Apresentam longas listas de ingredientes e, em média, o teor de cafeína por lata (250 mililitros) equivale aproximadamente ao teor da substância presente em dois cafés expresso.
Um dos pontos diferenciadores que tem deixado os jovens mais fascinados é mesmo a panóplia de cores, que permite montar coleções completamente diferentes. Quanto às variedades, a escolha também é vasta — tanto podem ter um gosto mais frutado, como algo mais bizarro, como “o sabor a remédio”. Para conseguirem chegar a estas opções, as marcas recorrem a fórmulas com extrato de guaraná, limão ou açaí, bem como a diversos corantes e adoçantes artificiais.
O vasto leque de sabores e o lançamento constante de novas opções são dois dos principais fatores que justificam o sucesso. A marca líder de mercado, a Red Bull, vendeu 11,58 mil milhões de latas em todo o mundo em 2022, representando um aumento de 18,1 por cento em relação a 2021. Estes números fazem com que seja a rainha deste segmento, logo seguida pela Monster Energy (criada em 2002) que, embora não tenha partilhado dados oficiais de vendas de períodos mais específicos, adiantou que nos últimos 18 anos, vendeu mais de 22 mil milhões de latas.
A contrário da Red Bull, que se mantém fiel ao sabor original, a Monster distingue-se da concorrente direta pelo portefólio coloridas e com diferentes sabores. Relativamente à cafeína, ambas seguem a mesma receita: cada lata de 250 mililitros de bebida contém 80 miligramas de cafeína.
Mais perigos do que benefícios
A crescente popularidade destas bebidas entre os mais novos levou mesmo a Organização Mundial da Saúde (OMS) a alertar para os seus efeitos prejudiciais e a recomendar que estas não sejam consumidas por miúdos e adolescentes.
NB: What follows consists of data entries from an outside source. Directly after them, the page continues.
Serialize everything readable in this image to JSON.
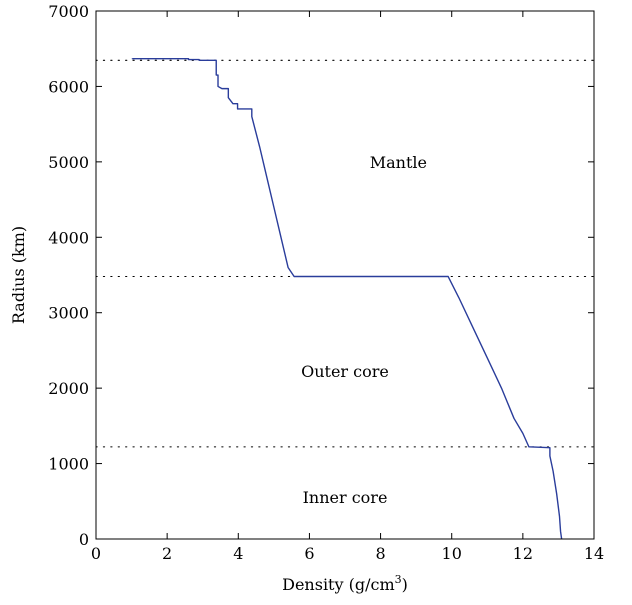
{
  "chart_data": {
    "type": "line",
    "title": "",
    "xlabel": "Density (g/cm",
    "xlabel_sup": "3",
    "xlabel_suffix": ")",
    "ylabel": "Radius (km)",
    "xlim": [
      0,
      14
    ],
    "ylim": [
      0,
      7000
    ],
    "xticks": [
      0,
      2,
      4,
      6,
      8,
      10,
      12,
      14
    ],
    "yticks": [
      0,
      1000,
      2000,
      3000,
      4000,
      5000,
      6000,
      7000
    ],
    "grid": false,
    "line_color": "#2a3d9b",
    "boundary_lines": [
      {
        "y": 6346,
        "style": "dotted"
      },
      {
        "y": 3480,
        "style": "dotted"
      },
      {
        "y": 1221.5,
        "style": "dotted"
      }
    ],
    "region_labels": [
      {
        "text": "Mantle",
        "x": 8.5,
        "y": 5000
      },
      {
        "text": "Outer core",
        "x": 7.0,
        "y": 2230
      },
      {
        "text": "Inner core",
        "x": 7.0,
        "y": 560
      }
    ],
    "series": [
      {
        "x": [
          1.02,
          1.02,
          2.6,
          2.6,
          2.9,
          2.9,
          3.38,
          3.38,
          3.43,
          3.43,
          3.54,
          3.72,
          3.72,
          3.85,
          3.92,
          3.98,
          3.98,
          4.38,
          4.38,
          4.6,
          4.8,
          5.0,
          5.2,
          5.4,
          5.57,
          5.57,
          9.9,
          9.9,
          10.2,
          10.6,
          11.0,
          11.4,
          11.75,
          12.0,
          12.17,
          12.17,
          12.76,
          12.76,
          12.85,
          12.95,
          13.03,
          13.06,
          13.09
        ],
        "y": [
          6371,
          6368,
          6368,
          6356,
          6356,
          6346,
          6346,
          6151,
          6151,
          6000,
          5971,
          5971,
          5850,
          5771,
          5771,
          5771,
          5701,
          5701,
          5600,
          5200,
          4800,
          4400,
          4000,
          3600,
          3480,
          3480,
          3480,
          3480,
          3200,
          2800,
          2400,
          2000,
          1600,
          1400,
          1221.5,
          1221.5,
          1210,
          1100,
          900,
          600,
          300,
          100,
          0
        ]
      }
    ]
  }
}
Taquicardia, agitação, cefaleias, insónias, desidratação, tonturas, ansiedade, irritabilidade, tremores, aumento da tensão arterial e distúrbios gastrointestinais são apenas alguns dos efeitos adversos. Com o aumento da dose os sintomas podem ter maior gravidade: convulsões, hemorragias, arritmias ou alucinações, “podendo mesmo levar à morte”, aponta a nutricionista Mariana Cortes.
Podem ainda estar associadas a um maior risco de epilepsia, embora “este efeito ainda não esteja muito documentado”, sublinha a especialista em nutrição. “A cafeína, um estimulante natural, parece apresentar capacidades pró-convulsivas, tanto em doentes saudáveis como em já doentes suscetíveis, quando submetidos a doses mais elevadas da mesma. Já a taurina, um aminoácido essencial, parece apresentar propriedades epileptogénicas por interferir com os recetores do sistema nervoso central”, explica.
“O risco cresce quando as bebidas são associadas ao consumo de álcool, que tem sido um fator para a ocorrência de variados episódios fatais”, alerta Mariana Cortes. “Adicionalmente, sabe-se que a associação do consumo de bebidas energéticas e álcool está relacionada com outros comportamentos de risco, como o tabagismo e consumo de drogas ilícitas”, acrescenta.
O consumo deve, portanto, ser evitado por grupos sensíveis da população (indivíduos com doenças cardiovasculares, gastrointestinais, hipertensão, insónias, transtorno de ansiedade e perturbações psiquiátricas) e grupos de risco como miúdos, mulheres grávidas e lactantes, mais propensos aos efeitos adversos ou tóxicos da cafeína.